Es inútil que trates de amedrentarme, mamón: soy más libre de lo que a ti te gustaría. Y si quieres responder, si tienes algo más que decirme, es la hora de hacerlo. ¡Afuera hay mucho campo para batirse!
Estaban tan briosos que ignoraban hasta la presencia de Víctor, una falta inconcebible en el servicio, pero éste no estaba dispuesto a tolerarlo.
¡Vale ya, os digo! ¿Qué es esta riña tabernera? ¿Y encima de todo, en mi presencia?
No era nada, Señor. Mayordomo ya se iba, dijo Eugenio.
Y así hizo el otro, en efecto, sin duda agradecido de que no le hubiera acusado. Pues, aunque no fuera un delito grave para él, dado el rango que ostentaba, no dejaba de haber interrumpido el trabajo de otros. Y, por más que fueran mujeres[2], el trabajo en la Casa era sagrado.
No quiero ver puñales fuera de sus vainas, dijo el Señor. No en esta Casa, ¿entendido? Si queréis pelea, ya sabéis dónde encontrarla: salid al campo y buscad a los bagaudas. Ellos os la darán.

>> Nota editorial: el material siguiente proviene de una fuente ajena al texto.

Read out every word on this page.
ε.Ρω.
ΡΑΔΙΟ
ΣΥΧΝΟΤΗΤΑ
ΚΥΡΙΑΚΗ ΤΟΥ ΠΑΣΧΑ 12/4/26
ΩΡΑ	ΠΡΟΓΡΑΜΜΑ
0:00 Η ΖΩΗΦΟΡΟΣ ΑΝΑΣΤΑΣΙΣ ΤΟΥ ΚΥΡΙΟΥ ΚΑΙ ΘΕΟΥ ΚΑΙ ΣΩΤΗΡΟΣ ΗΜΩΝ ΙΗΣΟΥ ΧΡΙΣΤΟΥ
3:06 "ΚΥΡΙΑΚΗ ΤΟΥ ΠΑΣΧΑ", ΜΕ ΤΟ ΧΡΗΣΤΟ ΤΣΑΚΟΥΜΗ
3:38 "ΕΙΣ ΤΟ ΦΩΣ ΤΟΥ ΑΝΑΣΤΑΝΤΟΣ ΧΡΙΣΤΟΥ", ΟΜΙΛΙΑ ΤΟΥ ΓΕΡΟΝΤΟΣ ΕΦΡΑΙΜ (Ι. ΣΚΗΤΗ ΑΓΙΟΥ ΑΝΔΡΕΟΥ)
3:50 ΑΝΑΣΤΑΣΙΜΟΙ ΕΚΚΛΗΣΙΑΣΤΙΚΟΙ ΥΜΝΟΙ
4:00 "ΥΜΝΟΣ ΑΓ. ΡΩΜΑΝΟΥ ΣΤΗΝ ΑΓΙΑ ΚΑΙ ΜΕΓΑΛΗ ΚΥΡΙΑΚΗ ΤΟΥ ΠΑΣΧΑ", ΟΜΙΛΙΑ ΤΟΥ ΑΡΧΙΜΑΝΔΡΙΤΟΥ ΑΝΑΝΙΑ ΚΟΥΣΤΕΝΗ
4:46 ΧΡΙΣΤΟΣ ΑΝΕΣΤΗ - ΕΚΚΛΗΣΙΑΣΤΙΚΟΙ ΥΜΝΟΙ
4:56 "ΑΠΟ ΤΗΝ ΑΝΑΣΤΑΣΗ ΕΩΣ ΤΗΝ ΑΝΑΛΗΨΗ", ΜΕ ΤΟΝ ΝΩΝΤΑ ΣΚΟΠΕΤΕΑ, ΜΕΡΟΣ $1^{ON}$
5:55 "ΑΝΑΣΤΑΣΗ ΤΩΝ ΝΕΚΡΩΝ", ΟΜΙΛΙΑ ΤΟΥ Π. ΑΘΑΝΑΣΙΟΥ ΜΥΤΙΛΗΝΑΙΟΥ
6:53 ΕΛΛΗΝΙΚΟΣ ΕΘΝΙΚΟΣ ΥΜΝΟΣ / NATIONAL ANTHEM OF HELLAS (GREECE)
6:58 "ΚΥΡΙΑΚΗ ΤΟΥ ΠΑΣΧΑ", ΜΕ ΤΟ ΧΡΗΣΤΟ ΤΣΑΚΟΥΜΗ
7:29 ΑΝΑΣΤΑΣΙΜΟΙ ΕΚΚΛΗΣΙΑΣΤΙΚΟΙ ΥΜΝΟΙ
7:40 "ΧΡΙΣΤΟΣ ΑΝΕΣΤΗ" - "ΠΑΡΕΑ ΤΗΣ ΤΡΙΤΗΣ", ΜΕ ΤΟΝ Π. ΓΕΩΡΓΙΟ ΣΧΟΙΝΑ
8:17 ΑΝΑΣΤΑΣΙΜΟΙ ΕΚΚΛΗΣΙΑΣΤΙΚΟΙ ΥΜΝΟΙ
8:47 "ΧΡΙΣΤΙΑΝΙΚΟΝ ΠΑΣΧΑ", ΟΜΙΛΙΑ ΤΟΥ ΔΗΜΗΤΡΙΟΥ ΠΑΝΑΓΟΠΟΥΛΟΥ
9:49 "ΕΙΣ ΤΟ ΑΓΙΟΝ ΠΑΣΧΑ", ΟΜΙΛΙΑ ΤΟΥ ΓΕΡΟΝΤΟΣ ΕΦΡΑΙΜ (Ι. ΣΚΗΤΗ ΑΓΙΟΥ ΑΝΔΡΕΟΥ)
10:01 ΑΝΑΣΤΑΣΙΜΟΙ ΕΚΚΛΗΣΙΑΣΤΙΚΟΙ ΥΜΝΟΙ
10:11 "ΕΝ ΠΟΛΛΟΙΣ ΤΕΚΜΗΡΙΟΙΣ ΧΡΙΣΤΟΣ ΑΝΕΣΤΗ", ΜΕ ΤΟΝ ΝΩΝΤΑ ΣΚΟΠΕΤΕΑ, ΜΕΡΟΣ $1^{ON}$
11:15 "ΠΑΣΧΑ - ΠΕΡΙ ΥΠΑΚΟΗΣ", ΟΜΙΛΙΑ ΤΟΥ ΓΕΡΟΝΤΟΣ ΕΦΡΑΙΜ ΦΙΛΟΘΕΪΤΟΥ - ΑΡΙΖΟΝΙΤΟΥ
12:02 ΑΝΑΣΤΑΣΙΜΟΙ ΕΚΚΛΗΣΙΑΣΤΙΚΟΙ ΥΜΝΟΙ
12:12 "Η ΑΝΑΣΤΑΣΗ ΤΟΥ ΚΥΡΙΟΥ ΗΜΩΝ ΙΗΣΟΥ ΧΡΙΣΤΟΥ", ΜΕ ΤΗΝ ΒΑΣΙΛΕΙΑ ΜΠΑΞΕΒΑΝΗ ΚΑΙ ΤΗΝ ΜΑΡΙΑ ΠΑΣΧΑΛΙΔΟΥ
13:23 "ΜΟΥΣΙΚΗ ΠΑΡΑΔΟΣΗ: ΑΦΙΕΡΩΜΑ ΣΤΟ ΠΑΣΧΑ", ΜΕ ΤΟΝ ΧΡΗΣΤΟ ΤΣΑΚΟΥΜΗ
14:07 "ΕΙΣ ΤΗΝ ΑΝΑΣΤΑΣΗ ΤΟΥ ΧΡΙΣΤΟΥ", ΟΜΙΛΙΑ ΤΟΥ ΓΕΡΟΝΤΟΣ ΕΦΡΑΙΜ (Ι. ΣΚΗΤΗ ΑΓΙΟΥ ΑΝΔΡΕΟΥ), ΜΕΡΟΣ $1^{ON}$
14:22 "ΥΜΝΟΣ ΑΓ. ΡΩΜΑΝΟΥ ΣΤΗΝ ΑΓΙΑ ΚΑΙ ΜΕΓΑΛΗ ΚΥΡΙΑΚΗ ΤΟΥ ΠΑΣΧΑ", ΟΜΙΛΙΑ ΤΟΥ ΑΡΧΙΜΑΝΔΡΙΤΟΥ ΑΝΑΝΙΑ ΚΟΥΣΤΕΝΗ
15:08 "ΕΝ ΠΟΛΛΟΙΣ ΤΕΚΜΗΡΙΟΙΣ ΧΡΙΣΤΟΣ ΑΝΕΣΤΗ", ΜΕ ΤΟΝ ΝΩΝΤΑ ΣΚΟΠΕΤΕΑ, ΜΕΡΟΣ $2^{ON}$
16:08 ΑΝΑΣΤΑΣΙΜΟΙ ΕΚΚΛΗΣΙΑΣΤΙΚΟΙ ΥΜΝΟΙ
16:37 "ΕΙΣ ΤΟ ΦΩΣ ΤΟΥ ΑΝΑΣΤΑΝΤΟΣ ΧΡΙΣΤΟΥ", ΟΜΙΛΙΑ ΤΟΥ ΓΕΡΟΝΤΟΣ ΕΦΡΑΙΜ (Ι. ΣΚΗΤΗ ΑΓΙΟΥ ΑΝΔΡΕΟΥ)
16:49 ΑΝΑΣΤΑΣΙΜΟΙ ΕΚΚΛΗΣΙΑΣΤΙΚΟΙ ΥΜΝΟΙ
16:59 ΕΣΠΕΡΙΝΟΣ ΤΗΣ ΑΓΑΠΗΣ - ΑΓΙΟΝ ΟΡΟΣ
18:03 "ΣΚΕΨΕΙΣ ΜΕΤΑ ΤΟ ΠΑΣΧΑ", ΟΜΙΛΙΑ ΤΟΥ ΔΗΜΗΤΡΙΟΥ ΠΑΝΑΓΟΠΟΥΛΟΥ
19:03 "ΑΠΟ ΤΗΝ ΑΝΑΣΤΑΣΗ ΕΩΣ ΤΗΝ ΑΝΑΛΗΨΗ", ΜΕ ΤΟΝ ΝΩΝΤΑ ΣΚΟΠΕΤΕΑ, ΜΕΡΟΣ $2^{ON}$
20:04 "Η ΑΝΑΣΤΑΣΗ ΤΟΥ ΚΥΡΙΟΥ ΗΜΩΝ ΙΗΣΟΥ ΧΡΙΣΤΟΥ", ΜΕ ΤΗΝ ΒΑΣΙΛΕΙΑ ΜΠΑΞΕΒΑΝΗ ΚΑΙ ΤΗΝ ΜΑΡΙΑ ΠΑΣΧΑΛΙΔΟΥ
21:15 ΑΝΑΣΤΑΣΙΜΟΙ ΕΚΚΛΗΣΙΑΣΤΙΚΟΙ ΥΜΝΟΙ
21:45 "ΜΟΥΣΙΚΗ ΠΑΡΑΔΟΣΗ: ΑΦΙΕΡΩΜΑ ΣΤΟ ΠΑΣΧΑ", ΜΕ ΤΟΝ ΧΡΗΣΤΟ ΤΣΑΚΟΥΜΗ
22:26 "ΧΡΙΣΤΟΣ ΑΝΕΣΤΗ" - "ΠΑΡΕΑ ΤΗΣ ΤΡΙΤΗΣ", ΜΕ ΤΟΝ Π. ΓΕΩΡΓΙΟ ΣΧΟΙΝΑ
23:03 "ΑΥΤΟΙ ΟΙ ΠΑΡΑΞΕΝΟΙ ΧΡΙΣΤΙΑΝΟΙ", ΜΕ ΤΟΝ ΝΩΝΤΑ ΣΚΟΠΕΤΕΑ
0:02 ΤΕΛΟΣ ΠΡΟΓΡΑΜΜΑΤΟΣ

Ojalá así fuera, pensaba Eugenio ahora, cuando iba camino de quién sabía qué cárcel o tormento. ¿No podría aparecer Liberato, para bien, por una vez en su vida, y poner en fuga a estos perros? Hoy no me importaría que corriese la sangre, aunque fuera de la Casa, con tal de salir de ésta…
Los caballos conocían bien su ruta, a pesar de las sombras, y ayudaba a ello la luna llena que alumbraba la tierra. El silencio era total, salvo algún relincho aislado y el ruido de sus cascos sobre el sendero. Y fuera de esto, no se oía más ruido que el del Nubis[3], saltando entre las peñas de su lecho. Iban al Norte, eso estaba claro, y el caso era que el camino empezaba a parecerle familiar, puesto que iban derechos a la morada de otro de sus grandes amigos: la Casa de Cornelio, también ausente por la guerra, pero que bien les serviría como prisión.
¡Es increíble cómo cambia nuestra suerte! Hace un momento estaba en el paraíso y ahora, aquí me hallo, pensaba. De paseo nocturno con estos mendrugos, en el frío de la madrugada y en tierra de lobos. Y sólo Dios sabe lo que me espera todavía…
Como en un sueño funesto, en medio de las tinieblas, los lobos en efecto les saludaban, con sus no tan lejanos aullidos desde las colinas. Como si pudieran entender que la sangre iba a ser derramada y habría parte para ellos en el festín.
¿Los oyes, Cazador? ¡Pronto roerán tus huesos! Vas a lamentar haberte cruzado en mi camino…

*La madre de Serena, Víctor, Flavia y Cesaro. La esposa del General Asturio y Señora de la Casa, que gobernaba sentada a la derecha de su marido. Varias de estas fotos pertenecen al archivo fotográfico de la Diputación de Palencia cedidas para la divulgación cultural del yacimiento *
[1] Esta frase es de un poema de Ovidio y, a continuación, Mayordomo hace ver que por su superior rango está más cerca de aspirar a la hermana de su Señor.
[2] Digo esto desde el punto de vista de la intensa mentalidad patriarcal de la época.
[3] Homenaje a Galdós en su centenario, pues esa frase es suya, aunque no se refiere al Nubis (Carrión) sino al Urola: de su obra Zumalacárregui.